Il parroco don Benito Giorgetta afferma: "ogni volta che si fa festa non si può essere felici da soli, ma occorre condividere per moltiplicare la gioia. È necessario guardare non solo in favore di se stessi, ma anche raggiungere con lo sguardo e la vicinanza coloro che soffrono, che vivono il disagio e che portano delle ferite. Soprattutto in questo periodo liturgico della Pasqua bisogna essere, come cristiani, portatori di vita, di risurrezione. Ci stiamo apprestando a celebrare e onorare il nostro santo protettore, San Timoteo, non c'e modo migliore per abitare questo avvenimento che aprendo il cuore ai fratelli bisognosi.

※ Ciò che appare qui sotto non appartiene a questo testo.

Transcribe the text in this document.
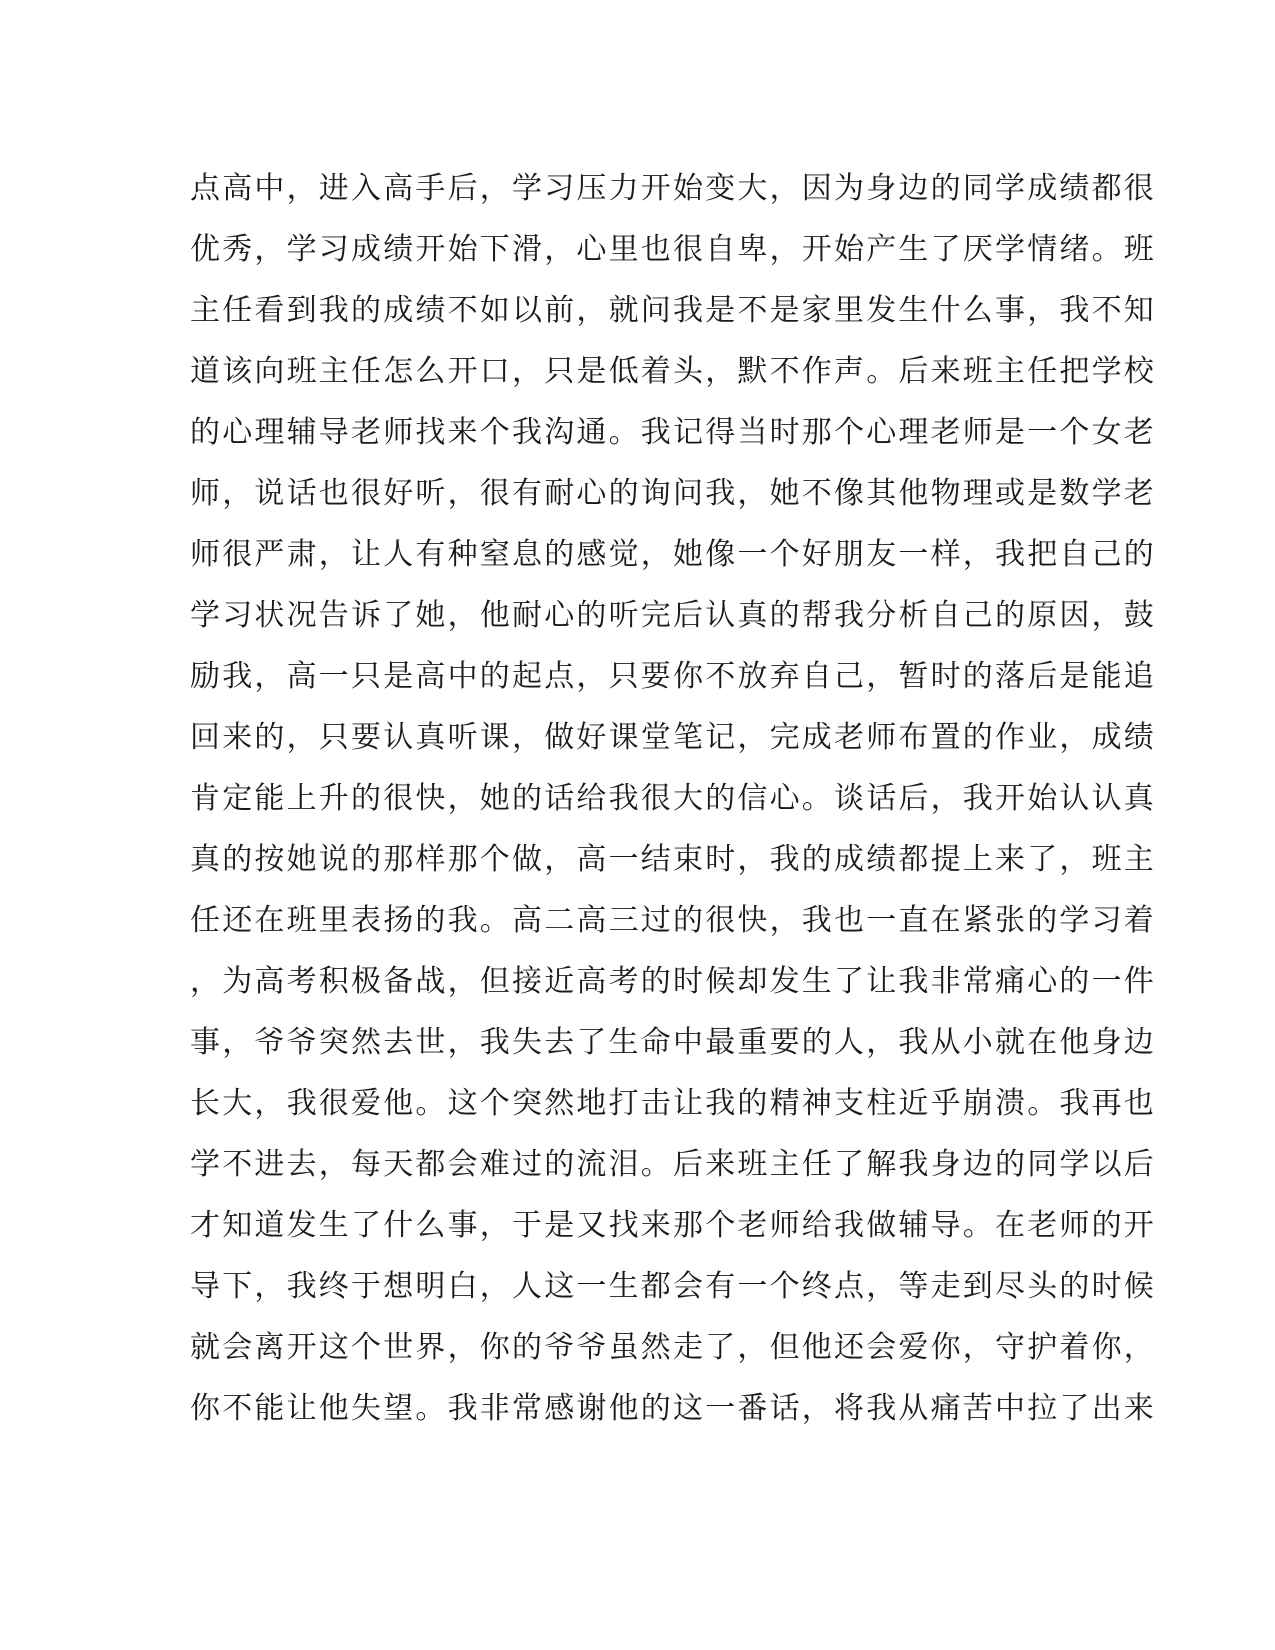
点高中，进入高手后，学习压力开始变大，因为身边的同学成绩都很
优秀，学习成绩开始下滑，心里也很自卑，开始产生了厌学情绪。班
主任看到我的成绩不如以前，就问我是不是家里发生什么事，我不知
道该向班主任怎么开口，只是低着头，默不作声。后来班主任把学校
的心理辅导老师找来个我沟通。我记得当时那个心理老师是一个女老
师，说话也很好听，很有耐心的询问我，她不像其他物理或是数学老
师很严肃，让人有种窒息的感觉，她像一个好朋友一样，我把自己的
学习状况告诉了她，他耐心的听完后认真的帮我分析自己的原因，鼓
励我，高一只是高中的起点，只要你不放弃自己，暂时的落后是能追
回来的，只要认真听课，做好课堂笔记，完成老师布置的作业，成绩
肯定能上升的很快，她的话给我很大的信心。谈话后，我开始认认真
真的按她说的那样那个做，高一结束时，我的成绩都提上来了，班主
任还在班里表扬的我。高二高三过的很快，我也一直在紧张的学习着
，为高考积极备战，但接近高考的时候却发生了让我非常痛心的一件
事，爷爷突然去世，我失去了生命中最重要的人，我从小就在他身边
长大，我很爱他。这个突然地打击让我的精神支柱近乎崩溃。我再也
学不进去，每天都会难过的流泪。后来班主任了解我身边的同学以后
才知道发生了什么事，于是又找来那个老师给我做辅导。在老师的开
导下，我终于想明白，人这一生都会有一个终点，等走到尽头的时候
就会离开这个世界，你的爷爷虽然走了，但他还会爱你，守护着你，
你不能让他失望。我非常感谢他的这一番话，将我从痛苦中拉了出来
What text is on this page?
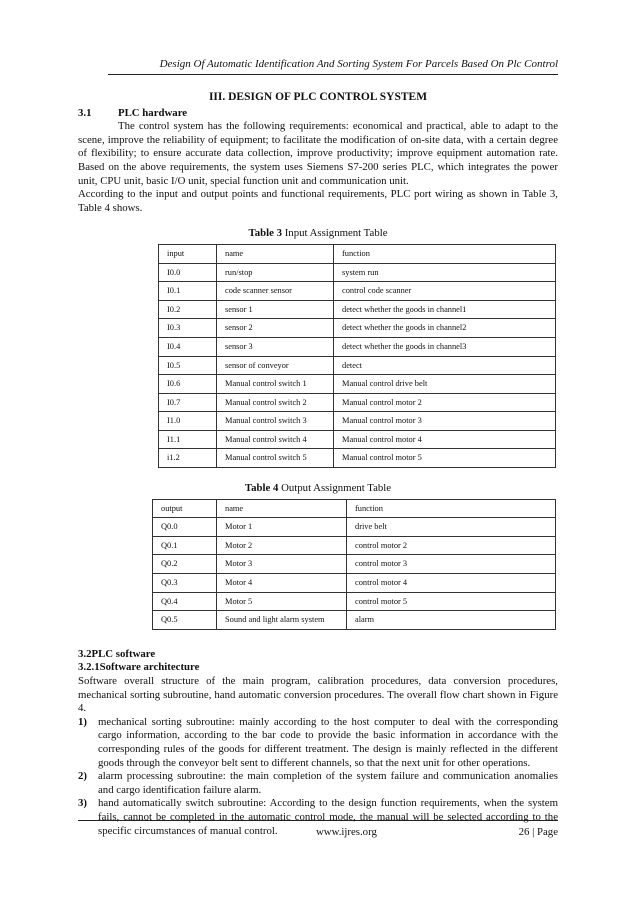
Design Of Automatic Identification And Sorting System For Parcels Based On Plc Control
III. DESIGN OF PLC CONTROL SYSTEM
3.1 PLC hardware

The control system has the following requirements: economical and practical, able to adapt to the scene, improve the reliability of equipment; to facilitate the modification of on-site data, with a certain degree of flexibility; to ensure accurate data collection, improve productivity; improve equipment automation rate. Based on the above requirements, the system uses Siemens S7-200 series PLC, which integrates the power unit, CPU unit, basic I/O unit, special function unit and communication unit.

According to the input and output points and functional requirements, PLC port wiring as shown in Table 3, Table 4 shows.

Table 3 Input Assignment Table
input	name	function
I0.0	run/stop	system run
I0.1	code scanner sensor	control code scanner
I0.2	sensor 1	detect whether the goods in channel1
I0.3	sensor 2	detect whether the goods in channel2
I0.4	sensor 3	detect whether the goods in channel3
I0.5	sensor of conveyor	detect
I0.6	Manual control switch 1	Manual control drive belt
I0.7	Manual control switch 2	Manual control motor 2
I1.0	Manual control switch 3	Manual control motor 3
I1.1	Manual control switch 4	Manual control motor 4
i1.2	Manual control switch 5	Manual control motor 5
Table 4 Output Assignment Table
output	name	function
Q0.0	Motor 1	drive belt
Q0.1	Motor 2	control motor 2
Q0.2	Motor 3	control motor 3
Q0.3	Motor 4	control motor 4
Q0.4	Motor 5	control motor 5
Q0.5	Sound and light alarm system	alarm
3.2PLC software
3.2.1Software architecture

Software overall structure of the main program, calibration procedures, data conversion procedures, mechanical sorting subroutine, hand automatic conversion procedures. The overall flow chart shown in Figure 4.

1) mechanical sorting subroutine: mainly according to the host computer to deal with the corresponding cargo information, according to the bar code to provide the basic information in accordance with the corresponding rules of the goods for different treatment. The design is mainly reflected in the different goods through the conveyor belt sent to different channels, so that the next unit for other operations.
2) alarm processing subroutine: the main completion of the system failure and communication anomalies and cargo identification failure alarm.
3) hand automatically switch subroutine: According to the design function requirements, when the system fails, cannot be completed in the automatic control mode, the manual will be selected according to the specific circumstances of manual control.	www.ijres.org	26 | Page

"La Pasqua del detenuto" vuole essere analoga iniziativa della befana del detenuto per esprimere solidarietà e aiuto concreto alla popolazione carceraria di Larino. Domenica 29 aprile sono stati raccolti durante le messe della giornata (8-11-19) prodotti per l'igiene personale (saponi, dopobarba, bagno schiuma, lamette ...) da destinare ai fratelli detenuti. Fare il bene fa bene e per questo che, come i primi cristiani si rendevano fraternamente solidali portando agli Apostoli quanto avevano per essere condiviso, così, al momento dell'offertorio, coloro che vorranno consegneranno ciò che hanno preparato per essere donato. Questi gesti educano la comunità, beneficano i destinatari ed edificano la civiltà dell'amore".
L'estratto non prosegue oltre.